This Court has followed the Supreme Court's precedent in giving the "capable of repetition, yet evading review" standard a practical interpretation. See Praxis Properties, Inc. v. Colonial Savings Bank, 947 F.2d 49 (3d Cir. 1991), slip op. at 26-29; Ameron, Inc. v. United States Army Corps of Engineers, 787 F.2d 875, 880-81 (3d Cir. 1986). We believe that the same considerations discussed in Honig apply here.

Given the nature of the parental conduct that necessitated placement of Samuel Jr. in the protective custody of CYS, there is a reasonable possibility that Samuel Jr. and his parents will once again be faced with the restrictions on visitation that are the subject of this lawsuit. The dissent argues that notwithstanding his mother's history of continued abuse of alcohol and drugs, the possibility that Samuel Jr. will return to custody is speculative. While Mr. Winston's apparent recent stability after his arrest for drug possession is commendable, we cannot share the dissent's optimism that there is no reasonable expectation that the family unit, composed as it is of two parents who have a history of drug use, will not experience another breakdown requiring CYS to retake temporary custody of Samuel Jr. In fact, as appellants have noted, legal custody was returned to the parents only subject to conditions which, if not complied with, could subject them to a repeat of the situation which precipated this lawsuit.
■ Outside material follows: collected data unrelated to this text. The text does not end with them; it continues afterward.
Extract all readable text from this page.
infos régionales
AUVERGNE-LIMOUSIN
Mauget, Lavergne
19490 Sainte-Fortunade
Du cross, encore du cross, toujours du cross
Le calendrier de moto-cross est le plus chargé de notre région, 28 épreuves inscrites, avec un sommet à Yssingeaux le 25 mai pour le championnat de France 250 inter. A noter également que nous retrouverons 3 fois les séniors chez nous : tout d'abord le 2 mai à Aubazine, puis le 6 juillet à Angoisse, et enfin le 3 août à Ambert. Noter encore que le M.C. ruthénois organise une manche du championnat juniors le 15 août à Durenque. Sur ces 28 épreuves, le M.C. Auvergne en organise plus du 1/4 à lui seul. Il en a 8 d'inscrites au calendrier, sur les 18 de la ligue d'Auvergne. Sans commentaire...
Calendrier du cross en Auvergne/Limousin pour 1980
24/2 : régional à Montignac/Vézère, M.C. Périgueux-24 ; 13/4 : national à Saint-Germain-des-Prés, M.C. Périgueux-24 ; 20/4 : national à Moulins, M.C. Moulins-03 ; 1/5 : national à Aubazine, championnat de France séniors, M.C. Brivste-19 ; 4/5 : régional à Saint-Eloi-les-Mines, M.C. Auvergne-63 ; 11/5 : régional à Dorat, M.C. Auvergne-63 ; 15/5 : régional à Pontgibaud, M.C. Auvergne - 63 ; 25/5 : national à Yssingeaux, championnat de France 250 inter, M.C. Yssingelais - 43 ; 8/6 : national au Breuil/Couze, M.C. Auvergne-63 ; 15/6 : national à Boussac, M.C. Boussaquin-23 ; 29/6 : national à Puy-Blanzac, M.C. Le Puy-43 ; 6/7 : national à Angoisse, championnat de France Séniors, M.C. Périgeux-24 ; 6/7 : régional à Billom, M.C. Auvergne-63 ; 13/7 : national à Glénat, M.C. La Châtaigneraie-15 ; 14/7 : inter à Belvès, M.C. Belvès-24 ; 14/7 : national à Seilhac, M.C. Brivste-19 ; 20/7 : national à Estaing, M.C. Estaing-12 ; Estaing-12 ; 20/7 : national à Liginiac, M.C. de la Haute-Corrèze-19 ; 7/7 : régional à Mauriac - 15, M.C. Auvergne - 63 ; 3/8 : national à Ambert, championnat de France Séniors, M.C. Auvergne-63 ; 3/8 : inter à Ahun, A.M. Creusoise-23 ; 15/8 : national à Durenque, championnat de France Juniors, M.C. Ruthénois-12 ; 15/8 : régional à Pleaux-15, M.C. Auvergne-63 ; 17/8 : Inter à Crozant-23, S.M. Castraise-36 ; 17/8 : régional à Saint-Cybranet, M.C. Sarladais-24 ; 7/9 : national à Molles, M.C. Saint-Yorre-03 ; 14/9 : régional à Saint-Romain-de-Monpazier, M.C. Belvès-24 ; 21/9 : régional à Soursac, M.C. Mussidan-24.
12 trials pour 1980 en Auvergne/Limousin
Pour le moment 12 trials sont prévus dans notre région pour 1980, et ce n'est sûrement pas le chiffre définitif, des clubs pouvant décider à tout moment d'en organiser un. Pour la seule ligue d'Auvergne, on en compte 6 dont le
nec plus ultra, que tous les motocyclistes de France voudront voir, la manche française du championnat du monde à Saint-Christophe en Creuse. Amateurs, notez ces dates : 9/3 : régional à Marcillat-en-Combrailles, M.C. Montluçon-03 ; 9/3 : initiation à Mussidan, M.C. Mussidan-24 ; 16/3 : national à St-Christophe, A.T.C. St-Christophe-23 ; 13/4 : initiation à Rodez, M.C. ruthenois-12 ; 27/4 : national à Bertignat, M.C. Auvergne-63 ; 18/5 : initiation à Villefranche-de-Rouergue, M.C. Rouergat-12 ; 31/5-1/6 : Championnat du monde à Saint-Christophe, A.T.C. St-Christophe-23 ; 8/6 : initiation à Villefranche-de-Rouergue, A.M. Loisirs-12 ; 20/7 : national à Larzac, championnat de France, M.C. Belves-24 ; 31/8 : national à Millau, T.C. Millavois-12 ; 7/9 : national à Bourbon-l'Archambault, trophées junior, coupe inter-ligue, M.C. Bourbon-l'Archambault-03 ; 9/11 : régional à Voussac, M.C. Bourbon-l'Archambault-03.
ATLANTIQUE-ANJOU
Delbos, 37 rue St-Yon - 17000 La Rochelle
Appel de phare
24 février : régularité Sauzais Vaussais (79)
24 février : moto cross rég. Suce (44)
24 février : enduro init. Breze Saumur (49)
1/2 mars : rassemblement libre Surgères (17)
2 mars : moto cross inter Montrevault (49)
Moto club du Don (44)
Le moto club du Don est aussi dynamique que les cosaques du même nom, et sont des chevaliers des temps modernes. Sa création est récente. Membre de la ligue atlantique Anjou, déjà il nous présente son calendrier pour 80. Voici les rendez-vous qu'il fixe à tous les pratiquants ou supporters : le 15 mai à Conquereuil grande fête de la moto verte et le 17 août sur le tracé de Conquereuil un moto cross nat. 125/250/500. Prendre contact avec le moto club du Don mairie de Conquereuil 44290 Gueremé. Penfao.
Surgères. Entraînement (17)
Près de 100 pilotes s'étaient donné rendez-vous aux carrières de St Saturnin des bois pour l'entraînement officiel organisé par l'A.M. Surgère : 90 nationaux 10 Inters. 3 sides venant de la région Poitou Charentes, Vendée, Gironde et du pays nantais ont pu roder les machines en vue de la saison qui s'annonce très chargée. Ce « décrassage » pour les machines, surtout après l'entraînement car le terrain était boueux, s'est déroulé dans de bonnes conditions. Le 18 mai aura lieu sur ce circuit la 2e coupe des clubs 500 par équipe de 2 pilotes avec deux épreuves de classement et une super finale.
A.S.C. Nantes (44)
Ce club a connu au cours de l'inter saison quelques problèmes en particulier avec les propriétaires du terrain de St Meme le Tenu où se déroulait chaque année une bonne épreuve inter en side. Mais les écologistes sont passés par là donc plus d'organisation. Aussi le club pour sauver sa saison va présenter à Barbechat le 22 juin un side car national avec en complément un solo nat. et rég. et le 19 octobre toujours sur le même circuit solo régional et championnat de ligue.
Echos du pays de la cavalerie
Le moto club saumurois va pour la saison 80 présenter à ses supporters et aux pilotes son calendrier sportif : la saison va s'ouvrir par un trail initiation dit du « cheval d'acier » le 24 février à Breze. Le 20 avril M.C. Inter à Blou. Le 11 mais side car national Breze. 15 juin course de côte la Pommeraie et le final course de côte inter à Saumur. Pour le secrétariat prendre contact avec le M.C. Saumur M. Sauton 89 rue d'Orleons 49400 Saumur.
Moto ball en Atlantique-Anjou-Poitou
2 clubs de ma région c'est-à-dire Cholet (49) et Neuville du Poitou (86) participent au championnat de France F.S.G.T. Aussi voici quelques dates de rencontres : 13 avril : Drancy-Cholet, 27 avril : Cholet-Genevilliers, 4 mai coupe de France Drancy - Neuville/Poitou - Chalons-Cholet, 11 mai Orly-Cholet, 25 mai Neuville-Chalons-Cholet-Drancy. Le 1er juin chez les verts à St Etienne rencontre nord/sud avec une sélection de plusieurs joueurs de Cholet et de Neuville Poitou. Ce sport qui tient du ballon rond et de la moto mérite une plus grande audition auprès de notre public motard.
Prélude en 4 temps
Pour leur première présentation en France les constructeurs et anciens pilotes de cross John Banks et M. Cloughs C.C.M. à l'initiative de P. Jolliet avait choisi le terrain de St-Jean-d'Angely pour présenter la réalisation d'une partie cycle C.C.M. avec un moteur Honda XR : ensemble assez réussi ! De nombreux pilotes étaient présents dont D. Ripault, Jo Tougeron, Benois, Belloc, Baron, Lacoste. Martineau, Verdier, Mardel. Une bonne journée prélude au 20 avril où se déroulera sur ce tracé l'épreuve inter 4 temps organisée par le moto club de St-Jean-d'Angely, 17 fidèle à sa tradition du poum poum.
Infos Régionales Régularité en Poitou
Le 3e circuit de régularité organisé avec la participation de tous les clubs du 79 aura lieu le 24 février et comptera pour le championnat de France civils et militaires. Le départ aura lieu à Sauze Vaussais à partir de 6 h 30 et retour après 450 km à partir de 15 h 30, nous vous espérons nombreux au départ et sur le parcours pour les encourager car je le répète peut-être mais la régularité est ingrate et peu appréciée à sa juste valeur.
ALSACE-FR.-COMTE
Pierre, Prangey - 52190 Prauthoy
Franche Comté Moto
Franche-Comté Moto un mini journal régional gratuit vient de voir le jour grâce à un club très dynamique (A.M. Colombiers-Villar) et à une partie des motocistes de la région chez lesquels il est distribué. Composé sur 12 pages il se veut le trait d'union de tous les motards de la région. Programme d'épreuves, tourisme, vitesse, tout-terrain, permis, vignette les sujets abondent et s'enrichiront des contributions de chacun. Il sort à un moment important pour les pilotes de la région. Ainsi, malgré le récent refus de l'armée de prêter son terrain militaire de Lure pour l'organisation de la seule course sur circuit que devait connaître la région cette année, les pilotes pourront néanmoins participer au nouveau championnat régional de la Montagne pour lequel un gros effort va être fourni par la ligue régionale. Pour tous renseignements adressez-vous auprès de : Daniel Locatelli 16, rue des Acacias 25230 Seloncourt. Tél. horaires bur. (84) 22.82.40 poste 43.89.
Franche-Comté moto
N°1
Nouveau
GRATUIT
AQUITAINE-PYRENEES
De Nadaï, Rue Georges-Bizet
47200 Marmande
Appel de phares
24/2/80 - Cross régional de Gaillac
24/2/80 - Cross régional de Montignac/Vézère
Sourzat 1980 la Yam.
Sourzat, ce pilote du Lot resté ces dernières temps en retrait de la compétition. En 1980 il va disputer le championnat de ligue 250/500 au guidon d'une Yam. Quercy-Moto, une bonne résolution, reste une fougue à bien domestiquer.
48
There is also no basis for the dissent's suggestion that the issue of CYS's visitation policy will not evade review because the challenge can be raised by other children who will be in custody for a longer period of time than Samuel Jr. was. The goal of Pennsylvania's Juvenile Act is to have a short-lived period of state custody. The requirement that there be an initial disposition review hearing within six months after the time the child was taken from the custody of his or her parents, 42 Pa.C.S.A. § 6351(e), reflects that goal. Indeed, Samuel Jr. was in the custody of CYS for six months.*fn1 Although some children undoubtedly stay longer, the dissent cites to an affidavit that merely refers to two such instances. App. at 81. There are no statistics in this record showing the number of children who remain in custody for a period long enough to mount an effective legal challenge to the visitation policy. The time relevant to determine whether an issue may evade review is measured by the "time period for an appellate court . . . to complete its review," see Praxis, slip op. at 27. In short, there is no assurance in the temporary custody situation that evasion of review will not occur time and time again.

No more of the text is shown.